Chez le Lampyre, il s’agit d’une oxydation de la luciférine, une molécule organique. Cette oxydation s’active sous l’effet de l’ATP et d’ions magnésium, catalysée par une enzyme, la luciférase. Un complexe se forme, qui, après oxydation de la luciférine, se met à briller. L’énergie biochimique se transforme en lumière.
Être noctiluque…
Cette réaction biochimique se produit à l’intérieur des cellules du Lampyre. Larve, mâle et femelle sont tous les trois noctiluques, mais c’est la femelle qui brille le plus : outre l’extrémité de son abdomen, les deux avant-derniers segments de sa face ventrale sont également des photophores, de loin les plus lumineux.
Perchée sur un brin d’herbe, elle dresse son abdomen de sorte que ses segments ventraux soient visibles depuis le ciel, et effectue des mouvements de rotation. Les signaux lumineux ainsi produits peuvent être tour-à-tour perçus de tous les alentours.
Cette stratégie de reproduction, qui ne repose pas sur l’attraction par des phéromones mais par un signal visuel, doit de nos jours faire face à un grand obstacle : les lumières artificielles. S’ajoute à la pollution lumineuse les dommages causés par l’utilisation d’insecticides et de molluscicides (l’aliment principal du Lampyre étant les escargots), ainsi que la disparition de leurs habitats : friches, haies, murets végétalisés… Supprimer l’éclairage permet de redonner aux nuits leurs vraies couleurs, et de laisser ainsi la place au langage vert brillant des Vers-luisants.
Références
BAUTZ Anne-Marie, La bioluminescence chez les animaux, Bulletin de l’Académie Lorraine des Sciences, 2005.

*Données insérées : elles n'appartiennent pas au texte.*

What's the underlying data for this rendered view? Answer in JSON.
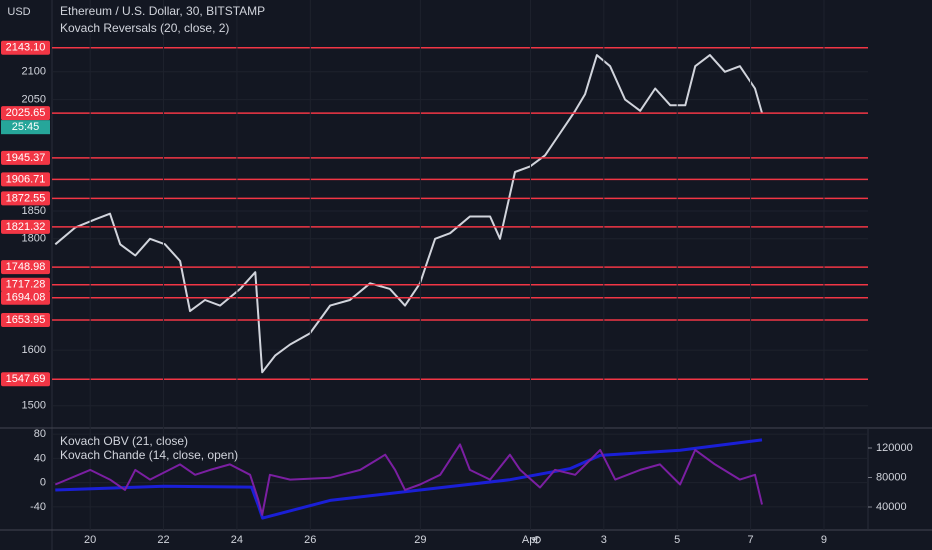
{
  "header": {
    "title": "Ethereum / U.S. Dollar, 30, BITSTAMP",
    "indicator": "Kovach Reversals (20, close, 2)",
    "currency": "USD",
    "countdown": "25:45"
  },
  "chart_data": [
    {
      "type": "line",
      "xlim": [
        -1.04,
        21.2
      ],
      "ylim": [
        1460,
        2229
      ],
      "yticks": [
        1500,
        1600,
        1800,
        1850,
        2050,
        2100
      ],
      "grid": true,
      "series": [
        {
          "color": "#d1d4dc",
          "x": [
            -0.95,
            -0.41,
            0.14,
            0.54,
            0.82,
            1.23,
            1.63,
            2.04,
            2.45,
            2.72,
            3.13,
            3.54,
            4.09,
            4.5,
            4.69,
            5.04,
            5.45,
            5.99,
            6.54,
            7.08,
            7.63,
            8.17,
            8.58,
            8.99,
            9.4,
            9.81,
            10.35,
            10.9,
            11.17,
            11.58,
            11.99,
            12.4,
            12.81,
            13.22,
            13.49,
            13.81,
            14.17,
            14.58,
            14.99,
            15.4,
            15.81,
            16.22,
            16.49,
            16.89,
            17.3,
            17.71,
            18.12,
            18.31
          ],
          "values": [
            1790,
            1820,
            1835,
            1845,
            1790,
            1770,
            1800,
            1790,
            1760,
            1670,
            1690,
            1680,
            1710,
            1740,
            1560,
            1590,
            1610,
            1630,
            1680,
            1690,
            1720,
            1710,
            1680,
            1720,
            1800,
            1810,
            1840,
            1840,
            1800,
            1920,
            1930,
            1950,
            1990,
            2030,
            2060,
            2130,
            2110,
            2050,
            2030,
            2070,
            2040,
            2040,
            2110,
            2130,
            2100,
            2110,
            2070,
            2026
          ]
        }
      ],
      "levels": {
        "color": "#f23645",
        "values": [
          {
            "value": 2143.1,
            "label": "2143.10"
          },
          {
            "value": 2025.65,
            "label": "2025.65"
          },
          {
            "value": 1945.37,
            "label": "1945.37"
          },
          {
            "value": 1906.71,
            "label": "1906.71"
          },
          {
            "value": 1872.55,
            "label": "1872.55"
          },
          {
            "value": 1821.32,
            "label": "1821.32"
          },
          {
            "value": 1748.98,
            "label": "1748.98"
          },
          {
            "value": 1717.28,
            "label": "1717.28"
          },
          {
            "value": 1694.08,
            "label": "1694.08"
          },
          {
            "value": 1653.95,
            "label": "1653.95"
          },
          {
            "value": 1547.69,
            "label": "1547.69"
          }
        ]
      }
    },
    {
      "type": "line",
      "xlim": [
        -1.04,
        21.2
      ],
      "ylim": [
        -78,
        90
      ],
      "y2lim": [
        8800,
        147100
      ],
      "yticks": [
        -40,
        0,
        40,
        80
      ],
      "y2ticks": [
        40000,
        80000,
        120000
      ],
      "xticks": [
        {
          "value": 0,
          "label": "20"
        },
        {
          "value": 2,
          "label": "22"
        },
        {
          "value": 4,
          "label": "24"
        },
        {
          "value": 6,
          "label": "26"
        },
        {
          "value": 9,
          "label": "29"
        },
        {
          "value": 12,
          "label": "Apr"
        },
        {
          "value": 14,
          "label": "3"
        },
        {
          "value": 16,
          "label": "5"
        },
        {
          "value": 18,
          "label": "7"
        },
        {
          "value": 20,
          "label": "9"
        }
      ],
      "series": [
        {
          "name": "Kovach OBV (21, close)",
          "color": "#1a1fd6",
          "axis": "y2",
          "x": [
            -0.95,
            2.0,
            4.4,
            4.6,
            4.7,
            6.54,
            8.99,
            11.44,
            13.08,
            13.9,
            16.08,
            18.31
          ],
          "values": [
            63000,
            68000,
            67000,
            40000,
            25000,
            49000,
            63000,
            77000,
            92000,
            110000,
            117000,
            131000
          ]
        },
        {
          "name": "Kovach Chande (14, close, open)",
          "color": "#7b1fa2",
          "x": [
            -0.95,
            0,
            0.54,
            0.95,
            1.23,
            1.63,
            2.45,
            2.86,
            3.27,
            3.81,
            4.36,
            4.58,
            4.69,
            4.9,
            5.45,
            6.54,
            7.36,
            8.04,
            8.31,
            8.58,
            8.99,
            9.54,
            10.08,
            10.35,
            10.9,
            11.44,
            11.72,
            12.26,
            12.67,
            13.22,
            13.9,
            14.31,
            14.99,
            15.53,
            16.08,
            16.49,
            17.03,
            17.71,
            18.12,
            18.31
          ],
          "values": [
            -3,
            21,
            5,
            -12,
            21,
            5,
            30,
            13,
            21,
            30,
            13,
            -28,
            -53,
            13,
            5,
            8,
            21,
            46,
            21,
            -12,
            -3,
            13,
            63,
            21,
            5,
            46,
            21,
            -8,
            21,
            13,
            54,
            5,
            21,
            30,
            -3,
            54,
            30,
            5,
            13,
            -36
          ]
        }
      ]
    }
  ]
}
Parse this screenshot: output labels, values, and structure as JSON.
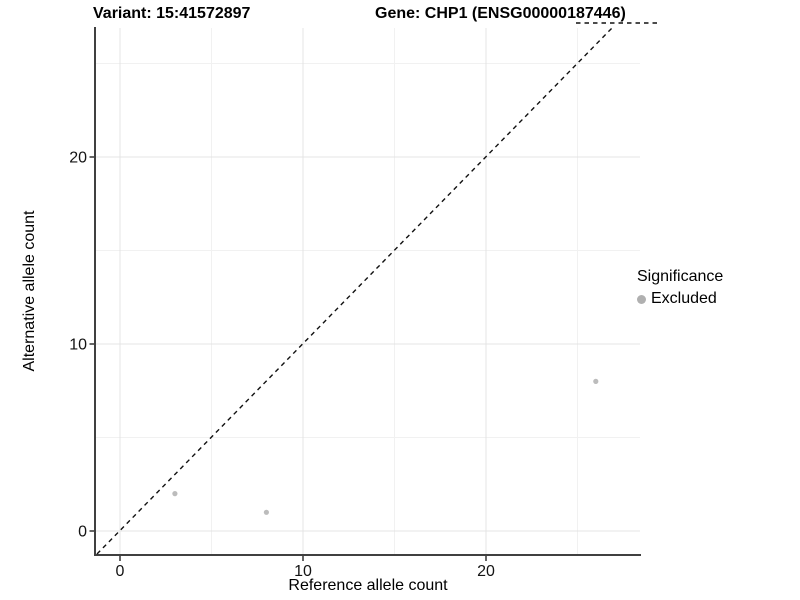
{
  "header": {
    "variant_title": "Variant: 15:41572897",
    "gene_title": "Gene: CHP1 (ENSG00000187446)"
  },
  "chart_data": {
    "type": "scatter",
    "title": "",
    "xlabel": "Reference allele count",
    "ylabel": "Alternative allele count",
    "x_ticks": [
      0,
      10,
      20
    ],
    "y_ticks": [
      0,
      10,
      20
    ],
    "x_minor_ticks": [
      5,
      15,
      25
    ],
    "y_minor_ticks": [
      5,
      15,
      25
    ],
    "xlim": [
      -1.3,
      28.4
    ],
    "ylim": [
      -1.2,
      26.9
    ],
    "grid": true,
    "points": [
      {
        "x": 3,
        "y": 2,
        "significance": "Excluded"
      },
      {
        "x": 8,
        "y": 1,
        "significance": "Excluded"
      },
      {
        "x": 26,
        "y": 8,
        "significance": "Excluded"
      }
    ],
    "point_color": "#bcbcbc",
    "reference_line": {
      "type": "identity y = x",
      "style": "dashed",
      "color": "#111111",
      "top_clipped_dash_segment_visible": true
    },
    "legend_position": "right"
  },
  "legend": {
    "title": "Significance",
    "items": [
      {
        "label": "Excluded",
        "color": "#b0b0b0",
        "marker": "circle"
      }
    ]
  }
}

CAMPBELL Neil, Biologie, Pearson, 2012.
DE CLERCQ Danielle, DELSATE Philippe, Étymons grecs et latins du vocabulaire scientifique français, Centre de Documentation pour l’Enseignement Secondaire et Supérieur, LLN, Belgique, 2000.
FABRE Jean-Henri, Souvenirs entomologiques, 10e série, 1907.
FRAVAL Alain, Les insectes noctiluques, revue Insectes n°154, OPIE, 2009.
LIVAGE Jacques, La bioluminescence, Cours et séminaires du Collège de France, 2004.
MCGAVIN George C., Insectes et araignées, Larousse, 2005.
Cette lumière est blanche, calme, douce a la vue et donne l’idée d’une étincelle tombée de la pleine lune.
Jean-Henri FABRE, Souvenirs entomologiques, 1907.